Askerlerden biri bize yaklaştı. "Burada ne yapıyorsunuz?" diye sordu sert bir tonla. Elimdeki not defterini gösterdim. "Ben gazeteciyim," dedim. "Sadece yazıyorum."
Adam gözlerini kısarak deftere baktı. "Yazdıkların kimsenin umurunda değil," dedi alaycı bir şekilde. "Burada olanları değiştiremezsin."
Bu sözler içimde bir öfke dalgası yarattı. "Ama sizin eylemleriniz dünyayı değiştiriyor, değil mi?" diye karşılık verdim soğukkanlı bir sesle. Aniden çevresindeki askerler dikkat kesildi. Adamın yüzündeki alaycı ifade silinip yerini sert bir ifadeye bıraktı.
"Daha dikkatli ol, gazeteci," diye uyardı. Ama ben geri adım atmadım. "Dikkat etmeye çalışıyorum, ama gördüklerimi yazmadan da edemem," dedim. Bu sözler, onu daha da sinirlendirmişti. Adam bir işaret verdi ve iki asker beni kolumdan tutarak sert bir şekilde kenara çekti.
"Seni sorgulamamız gerekecek," dedi. Yusuf, endişeyle bir şey söylemek için atıldı ama susturuldu. Askerler beni zorla bir araca bindirdi. O an, bu durumun beni korkutmak için bir taktik olduğunu düşündüm. Ama içimde bir başka ses, bu karşılaşmanın çok daha karmaşık bir hal alabileceğini söylüyordu.
Araç, dar ve karanlık bir yolda ilerlerken, zihnim hızla çalışıyordu. Not defterimi sıkıca kavradım. Eğer bir fırsat doğarsa, buradan kurtulmayı başarmalıydım. Bu hikayeyi tamamlamam gerekiyordu. Yol boyunca askerlerin birbirleriyle konuşmalarını dinledim. Aralarından biri, "Gazeteciler hep sorun çıkarır," dedi alaycı bir tonda. Diğeri ise, "Bu kadının kararlı bir yanı var. Bizi kolay kolay bırakmaz," diye karşılık verdi.

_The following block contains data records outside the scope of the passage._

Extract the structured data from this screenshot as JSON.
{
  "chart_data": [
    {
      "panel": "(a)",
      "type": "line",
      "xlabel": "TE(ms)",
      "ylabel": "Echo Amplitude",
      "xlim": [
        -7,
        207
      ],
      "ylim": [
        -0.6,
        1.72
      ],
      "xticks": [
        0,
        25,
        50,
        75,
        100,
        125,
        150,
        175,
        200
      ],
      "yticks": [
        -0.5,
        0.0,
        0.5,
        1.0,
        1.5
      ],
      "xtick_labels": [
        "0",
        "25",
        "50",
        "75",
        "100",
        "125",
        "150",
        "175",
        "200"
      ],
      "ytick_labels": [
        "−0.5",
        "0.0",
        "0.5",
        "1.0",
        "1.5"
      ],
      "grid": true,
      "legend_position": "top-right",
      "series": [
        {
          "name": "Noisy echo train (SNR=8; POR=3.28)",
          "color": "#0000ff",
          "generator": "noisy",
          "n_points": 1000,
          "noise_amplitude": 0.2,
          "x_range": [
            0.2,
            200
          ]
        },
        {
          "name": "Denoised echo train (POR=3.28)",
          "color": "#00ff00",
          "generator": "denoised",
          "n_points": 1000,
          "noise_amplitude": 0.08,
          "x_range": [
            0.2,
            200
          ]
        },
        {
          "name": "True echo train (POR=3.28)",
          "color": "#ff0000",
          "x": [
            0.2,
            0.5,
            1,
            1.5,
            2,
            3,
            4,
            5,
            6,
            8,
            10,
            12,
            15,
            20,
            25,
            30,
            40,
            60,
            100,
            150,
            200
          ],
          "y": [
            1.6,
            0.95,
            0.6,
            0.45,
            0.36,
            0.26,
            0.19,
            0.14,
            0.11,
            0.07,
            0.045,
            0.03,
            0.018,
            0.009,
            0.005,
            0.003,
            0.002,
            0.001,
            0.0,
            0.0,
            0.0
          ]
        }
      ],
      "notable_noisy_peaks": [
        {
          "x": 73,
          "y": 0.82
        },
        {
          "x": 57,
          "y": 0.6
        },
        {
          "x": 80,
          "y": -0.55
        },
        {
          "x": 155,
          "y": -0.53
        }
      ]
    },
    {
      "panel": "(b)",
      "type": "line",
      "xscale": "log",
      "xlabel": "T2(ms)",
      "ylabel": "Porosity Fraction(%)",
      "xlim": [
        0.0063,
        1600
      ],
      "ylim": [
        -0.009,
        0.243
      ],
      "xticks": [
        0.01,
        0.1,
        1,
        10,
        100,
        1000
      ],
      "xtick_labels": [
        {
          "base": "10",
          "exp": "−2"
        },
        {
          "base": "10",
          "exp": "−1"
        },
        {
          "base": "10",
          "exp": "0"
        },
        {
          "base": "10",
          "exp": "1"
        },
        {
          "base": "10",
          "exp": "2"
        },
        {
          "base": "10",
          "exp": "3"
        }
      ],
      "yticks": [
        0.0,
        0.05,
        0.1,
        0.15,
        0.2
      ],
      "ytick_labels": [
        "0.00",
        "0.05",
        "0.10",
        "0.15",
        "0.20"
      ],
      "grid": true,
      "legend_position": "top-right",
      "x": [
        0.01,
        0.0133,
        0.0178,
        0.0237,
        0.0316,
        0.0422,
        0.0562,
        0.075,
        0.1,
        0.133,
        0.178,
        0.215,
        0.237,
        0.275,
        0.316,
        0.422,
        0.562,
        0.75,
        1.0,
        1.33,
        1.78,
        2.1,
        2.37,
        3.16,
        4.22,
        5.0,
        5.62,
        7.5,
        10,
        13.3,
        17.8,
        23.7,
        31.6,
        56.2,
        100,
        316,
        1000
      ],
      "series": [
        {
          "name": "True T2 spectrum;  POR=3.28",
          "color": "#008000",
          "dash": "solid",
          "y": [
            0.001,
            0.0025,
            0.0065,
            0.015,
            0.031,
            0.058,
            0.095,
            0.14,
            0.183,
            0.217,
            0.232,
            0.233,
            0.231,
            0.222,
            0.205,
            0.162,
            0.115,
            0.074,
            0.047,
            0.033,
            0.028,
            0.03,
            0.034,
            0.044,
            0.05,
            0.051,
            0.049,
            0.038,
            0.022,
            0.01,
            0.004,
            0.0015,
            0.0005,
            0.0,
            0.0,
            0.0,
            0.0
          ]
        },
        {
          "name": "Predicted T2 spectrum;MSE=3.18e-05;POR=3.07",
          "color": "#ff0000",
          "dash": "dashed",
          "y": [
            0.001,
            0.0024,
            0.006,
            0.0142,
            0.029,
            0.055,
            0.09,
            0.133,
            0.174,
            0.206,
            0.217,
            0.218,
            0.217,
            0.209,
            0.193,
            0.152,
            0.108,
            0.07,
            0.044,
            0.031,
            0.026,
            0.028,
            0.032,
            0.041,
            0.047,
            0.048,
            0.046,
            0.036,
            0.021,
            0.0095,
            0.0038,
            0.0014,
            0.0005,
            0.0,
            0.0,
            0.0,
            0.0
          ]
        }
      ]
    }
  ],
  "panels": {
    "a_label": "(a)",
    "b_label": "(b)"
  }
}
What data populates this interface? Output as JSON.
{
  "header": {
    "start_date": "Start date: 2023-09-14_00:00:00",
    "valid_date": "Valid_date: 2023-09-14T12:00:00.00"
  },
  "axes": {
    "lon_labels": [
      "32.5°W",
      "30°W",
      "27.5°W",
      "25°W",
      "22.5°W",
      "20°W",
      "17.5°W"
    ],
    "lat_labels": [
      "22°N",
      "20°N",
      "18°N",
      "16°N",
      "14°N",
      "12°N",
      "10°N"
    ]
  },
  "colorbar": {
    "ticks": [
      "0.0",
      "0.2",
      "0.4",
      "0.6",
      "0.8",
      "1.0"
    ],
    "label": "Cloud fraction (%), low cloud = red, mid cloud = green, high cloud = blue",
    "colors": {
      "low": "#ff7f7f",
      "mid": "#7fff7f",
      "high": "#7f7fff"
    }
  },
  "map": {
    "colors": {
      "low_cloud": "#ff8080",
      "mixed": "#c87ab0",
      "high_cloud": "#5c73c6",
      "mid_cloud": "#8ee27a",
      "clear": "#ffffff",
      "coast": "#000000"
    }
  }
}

Beni bir binaya götürdüler. Ellerimi bağlayarak küçük, loş bir odaya koydular. Duvarlarda eski posterler ve çatlaklar vardı. Bir köşede duran metal masa, soğuk bir sorgu odası atmosferi yaratıyordu. Ama korku yerine, içimde daha da güçlenen bir azim hissediyordum.
Defterim, cebimde sıkışmış haldeydi. Yazmam gereken daha çok şey vardı. Bu yüzden buradan çıkmanın bir yolunu bulacaktım. Kendi kendime, "Bu yalnızca bir durak," diye fısıldadım. "Hikaye burada bitmeyecek."